Nearby, the first aid instructor is discussing how to treat a sucking chest wound with a plastic bag and tape. “Simple solutions for complex situations,” Pascal says. “That's what it's all about.”
Most everybody is here to learn what his or her limits are. “You want to know what you can actually handle,” attendee Kelly Campbell says. Her feet hurt, it's hot, and she is looking forward to washing her hair. But she will persevere.
The first year, they did sleep-deprivation training. That was tough. “They haven't asked us to do it, but I won't eat any bugs,” she decides. “I won't do that for fun.” After all, each camper is paying $199 to be here.
For Campbell, the most rewarding aspect has been the team building. “You realize it's OK to have weakness.
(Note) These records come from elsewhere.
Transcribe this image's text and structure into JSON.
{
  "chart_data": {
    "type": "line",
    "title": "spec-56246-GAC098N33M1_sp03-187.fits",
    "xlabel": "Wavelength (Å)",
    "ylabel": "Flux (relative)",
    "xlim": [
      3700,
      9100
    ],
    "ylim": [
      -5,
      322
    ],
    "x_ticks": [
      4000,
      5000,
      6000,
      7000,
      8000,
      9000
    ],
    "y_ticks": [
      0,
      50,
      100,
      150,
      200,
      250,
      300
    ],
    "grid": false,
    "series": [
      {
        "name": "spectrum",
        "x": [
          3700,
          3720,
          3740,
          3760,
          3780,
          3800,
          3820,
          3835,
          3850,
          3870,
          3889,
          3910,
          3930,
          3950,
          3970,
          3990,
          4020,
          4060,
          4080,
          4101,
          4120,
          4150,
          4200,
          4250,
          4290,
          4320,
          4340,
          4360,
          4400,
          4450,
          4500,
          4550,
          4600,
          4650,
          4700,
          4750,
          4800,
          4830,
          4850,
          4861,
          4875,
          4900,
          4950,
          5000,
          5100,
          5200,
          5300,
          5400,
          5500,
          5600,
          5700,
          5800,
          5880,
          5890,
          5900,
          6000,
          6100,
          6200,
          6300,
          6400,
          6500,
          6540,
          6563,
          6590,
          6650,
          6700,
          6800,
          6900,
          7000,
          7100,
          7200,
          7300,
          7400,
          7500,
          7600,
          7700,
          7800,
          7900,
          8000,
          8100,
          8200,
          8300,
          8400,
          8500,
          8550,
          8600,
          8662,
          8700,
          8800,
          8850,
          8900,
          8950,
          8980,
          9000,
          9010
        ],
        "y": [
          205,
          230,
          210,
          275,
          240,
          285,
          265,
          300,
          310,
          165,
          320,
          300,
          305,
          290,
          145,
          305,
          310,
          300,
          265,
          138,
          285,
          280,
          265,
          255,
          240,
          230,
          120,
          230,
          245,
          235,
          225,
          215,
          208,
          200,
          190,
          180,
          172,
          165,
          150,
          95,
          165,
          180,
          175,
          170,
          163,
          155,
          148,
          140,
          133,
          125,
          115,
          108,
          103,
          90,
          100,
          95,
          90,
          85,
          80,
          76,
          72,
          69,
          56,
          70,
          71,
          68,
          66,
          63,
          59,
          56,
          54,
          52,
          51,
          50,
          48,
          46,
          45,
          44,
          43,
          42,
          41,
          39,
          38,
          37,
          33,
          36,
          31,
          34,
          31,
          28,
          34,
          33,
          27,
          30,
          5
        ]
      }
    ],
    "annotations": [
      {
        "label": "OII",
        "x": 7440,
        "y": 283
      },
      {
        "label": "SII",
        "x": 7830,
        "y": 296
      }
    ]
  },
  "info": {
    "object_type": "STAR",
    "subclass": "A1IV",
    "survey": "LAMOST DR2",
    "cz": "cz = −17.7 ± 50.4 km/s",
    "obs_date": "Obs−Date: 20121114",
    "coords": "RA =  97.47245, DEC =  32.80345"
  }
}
We always expect people to put us down for our weaknesses. So we try to hide it. But here, people just accept it. They help you.” When Campbell was struggling up a hill, for instance, one of her teammates threaded his belt around his belt loop, made her hang onto it and hauled her up.
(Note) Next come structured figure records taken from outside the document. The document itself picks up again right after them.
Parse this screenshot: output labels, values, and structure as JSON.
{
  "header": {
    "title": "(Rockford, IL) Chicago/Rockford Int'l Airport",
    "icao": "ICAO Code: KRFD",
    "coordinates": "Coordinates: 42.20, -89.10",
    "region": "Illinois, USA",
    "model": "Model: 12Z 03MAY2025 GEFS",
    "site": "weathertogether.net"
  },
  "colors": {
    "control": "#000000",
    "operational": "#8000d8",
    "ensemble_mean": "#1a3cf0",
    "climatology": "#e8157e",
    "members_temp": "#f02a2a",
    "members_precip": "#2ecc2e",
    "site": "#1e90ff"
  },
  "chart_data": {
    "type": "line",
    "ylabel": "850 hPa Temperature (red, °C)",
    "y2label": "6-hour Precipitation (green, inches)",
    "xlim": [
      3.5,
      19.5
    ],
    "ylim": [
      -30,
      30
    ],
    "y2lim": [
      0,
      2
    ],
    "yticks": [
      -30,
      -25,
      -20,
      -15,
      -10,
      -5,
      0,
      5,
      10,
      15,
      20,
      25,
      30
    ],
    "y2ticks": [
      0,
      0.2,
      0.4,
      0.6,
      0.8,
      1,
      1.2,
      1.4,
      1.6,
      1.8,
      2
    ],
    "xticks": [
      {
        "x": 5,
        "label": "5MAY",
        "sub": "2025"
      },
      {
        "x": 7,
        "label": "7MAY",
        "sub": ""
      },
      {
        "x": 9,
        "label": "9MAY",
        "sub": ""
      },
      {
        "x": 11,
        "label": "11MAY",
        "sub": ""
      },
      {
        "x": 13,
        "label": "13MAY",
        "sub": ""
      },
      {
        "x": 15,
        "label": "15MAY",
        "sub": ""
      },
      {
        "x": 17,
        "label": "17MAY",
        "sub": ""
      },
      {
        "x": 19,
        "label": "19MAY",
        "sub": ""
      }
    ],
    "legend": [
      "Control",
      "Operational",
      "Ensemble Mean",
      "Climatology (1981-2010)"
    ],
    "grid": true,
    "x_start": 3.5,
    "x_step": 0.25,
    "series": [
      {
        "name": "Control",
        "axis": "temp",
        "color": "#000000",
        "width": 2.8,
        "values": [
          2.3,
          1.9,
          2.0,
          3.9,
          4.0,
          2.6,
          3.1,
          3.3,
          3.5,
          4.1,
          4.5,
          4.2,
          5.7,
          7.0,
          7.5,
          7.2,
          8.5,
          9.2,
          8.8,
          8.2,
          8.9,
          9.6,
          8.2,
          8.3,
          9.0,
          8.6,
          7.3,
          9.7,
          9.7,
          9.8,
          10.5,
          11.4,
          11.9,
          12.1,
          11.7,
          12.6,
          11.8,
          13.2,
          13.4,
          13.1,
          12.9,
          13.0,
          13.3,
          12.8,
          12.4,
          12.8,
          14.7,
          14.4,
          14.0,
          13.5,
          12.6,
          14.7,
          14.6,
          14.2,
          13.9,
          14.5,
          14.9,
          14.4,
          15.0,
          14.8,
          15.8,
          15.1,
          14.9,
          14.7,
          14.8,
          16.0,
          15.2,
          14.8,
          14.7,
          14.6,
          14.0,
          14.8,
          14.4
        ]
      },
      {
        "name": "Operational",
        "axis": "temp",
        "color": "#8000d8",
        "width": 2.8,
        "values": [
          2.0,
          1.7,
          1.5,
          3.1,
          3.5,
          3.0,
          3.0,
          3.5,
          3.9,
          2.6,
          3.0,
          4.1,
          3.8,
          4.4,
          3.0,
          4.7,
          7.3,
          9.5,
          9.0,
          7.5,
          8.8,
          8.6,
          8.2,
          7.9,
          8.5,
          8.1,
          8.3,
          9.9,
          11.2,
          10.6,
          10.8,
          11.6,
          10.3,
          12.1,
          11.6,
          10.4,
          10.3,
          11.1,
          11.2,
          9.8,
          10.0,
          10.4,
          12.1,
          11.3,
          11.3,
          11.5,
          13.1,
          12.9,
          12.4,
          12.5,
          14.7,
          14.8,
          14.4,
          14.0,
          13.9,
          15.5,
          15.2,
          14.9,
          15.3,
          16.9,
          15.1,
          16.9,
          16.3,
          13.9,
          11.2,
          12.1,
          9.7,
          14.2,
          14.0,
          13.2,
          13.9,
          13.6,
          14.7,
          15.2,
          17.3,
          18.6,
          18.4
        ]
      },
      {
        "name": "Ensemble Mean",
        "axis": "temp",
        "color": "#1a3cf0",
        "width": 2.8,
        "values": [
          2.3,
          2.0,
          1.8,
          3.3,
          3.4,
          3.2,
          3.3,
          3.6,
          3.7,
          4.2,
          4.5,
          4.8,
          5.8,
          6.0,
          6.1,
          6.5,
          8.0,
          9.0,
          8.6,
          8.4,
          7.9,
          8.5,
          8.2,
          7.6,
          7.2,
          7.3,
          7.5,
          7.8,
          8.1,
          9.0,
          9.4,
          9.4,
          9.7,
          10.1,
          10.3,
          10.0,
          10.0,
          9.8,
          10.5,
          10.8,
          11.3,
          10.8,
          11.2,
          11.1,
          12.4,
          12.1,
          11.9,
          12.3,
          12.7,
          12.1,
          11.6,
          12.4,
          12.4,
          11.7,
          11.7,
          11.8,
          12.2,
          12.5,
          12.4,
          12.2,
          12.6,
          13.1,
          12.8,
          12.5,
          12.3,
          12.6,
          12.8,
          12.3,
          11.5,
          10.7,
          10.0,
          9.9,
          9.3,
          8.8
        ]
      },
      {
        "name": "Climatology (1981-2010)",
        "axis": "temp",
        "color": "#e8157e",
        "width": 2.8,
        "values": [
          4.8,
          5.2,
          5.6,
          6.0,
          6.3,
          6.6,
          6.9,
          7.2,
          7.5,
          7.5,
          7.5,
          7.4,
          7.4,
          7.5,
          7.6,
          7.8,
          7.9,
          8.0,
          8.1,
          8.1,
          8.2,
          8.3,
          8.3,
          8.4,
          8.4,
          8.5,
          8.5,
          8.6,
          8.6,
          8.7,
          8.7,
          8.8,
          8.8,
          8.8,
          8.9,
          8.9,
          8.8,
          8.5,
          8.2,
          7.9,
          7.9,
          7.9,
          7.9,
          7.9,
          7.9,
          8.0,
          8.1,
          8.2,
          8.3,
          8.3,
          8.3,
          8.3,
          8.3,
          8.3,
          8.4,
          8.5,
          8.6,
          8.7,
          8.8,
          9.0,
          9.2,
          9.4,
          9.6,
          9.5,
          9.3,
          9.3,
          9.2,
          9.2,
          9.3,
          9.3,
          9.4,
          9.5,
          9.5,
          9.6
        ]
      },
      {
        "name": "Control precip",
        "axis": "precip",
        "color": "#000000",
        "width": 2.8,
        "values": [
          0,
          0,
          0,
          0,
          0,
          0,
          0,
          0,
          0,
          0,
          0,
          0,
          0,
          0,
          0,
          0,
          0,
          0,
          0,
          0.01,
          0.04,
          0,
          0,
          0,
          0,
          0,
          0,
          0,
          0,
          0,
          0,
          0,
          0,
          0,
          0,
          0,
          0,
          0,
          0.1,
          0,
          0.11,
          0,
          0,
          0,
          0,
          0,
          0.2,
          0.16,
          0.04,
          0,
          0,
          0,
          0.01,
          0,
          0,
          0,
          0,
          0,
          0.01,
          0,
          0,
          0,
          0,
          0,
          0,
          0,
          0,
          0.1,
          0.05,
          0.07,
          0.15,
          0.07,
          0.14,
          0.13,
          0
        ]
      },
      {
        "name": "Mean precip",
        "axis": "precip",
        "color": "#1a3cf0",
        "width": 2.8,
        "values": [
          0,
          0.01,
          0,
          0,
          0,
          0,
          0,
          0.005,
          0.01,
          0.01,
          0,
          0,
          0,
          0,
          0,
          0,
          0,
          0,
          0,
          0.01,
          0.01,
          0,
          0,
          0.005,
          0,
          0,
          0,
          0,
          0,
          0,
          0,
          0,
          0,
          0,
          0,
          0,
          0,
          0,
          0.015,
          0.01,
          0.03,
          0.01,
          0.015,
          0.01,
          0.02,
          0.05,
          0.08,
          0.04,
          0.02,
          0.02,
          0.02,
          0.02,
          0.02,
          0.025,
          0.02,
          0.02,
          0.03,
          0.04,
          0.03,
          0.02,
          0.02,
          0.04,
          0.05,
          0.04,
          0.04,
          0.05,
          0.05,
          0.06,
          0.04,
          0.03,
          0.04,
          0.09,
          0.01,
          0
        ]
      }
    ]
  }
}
At the archery range, Pascal encourages an exhausted girl. “It's OK,” he says. “Breathe. Stay in it.”
People come from all over the place to be pushed to their limit — Georgia, Texas, Nevada, Virginia. One fellow flew in from Peru.
At the paintball enclosure, Pascal greets a colleague, 38-year-old Richard Schatt, who came in from San Diego. Schatt has just run the course and is breathing heavily, shaking with adrenaline. Getting shot with a paintball can feel like being hit with a rock hurled at full speed. Schatt got shot in the head.
Like Pascal, he is a Krav Maga instructor. As such, he considers himself professionally fit. Still, the hardest thing for him this weekend is finding enough energy to do everything he wants to do.
“We leave it all out there,” Schatt says. Did he feel like quitting at any point?
“No way,” he says, at which Pascal smiles and adds, “That's not in his nature.”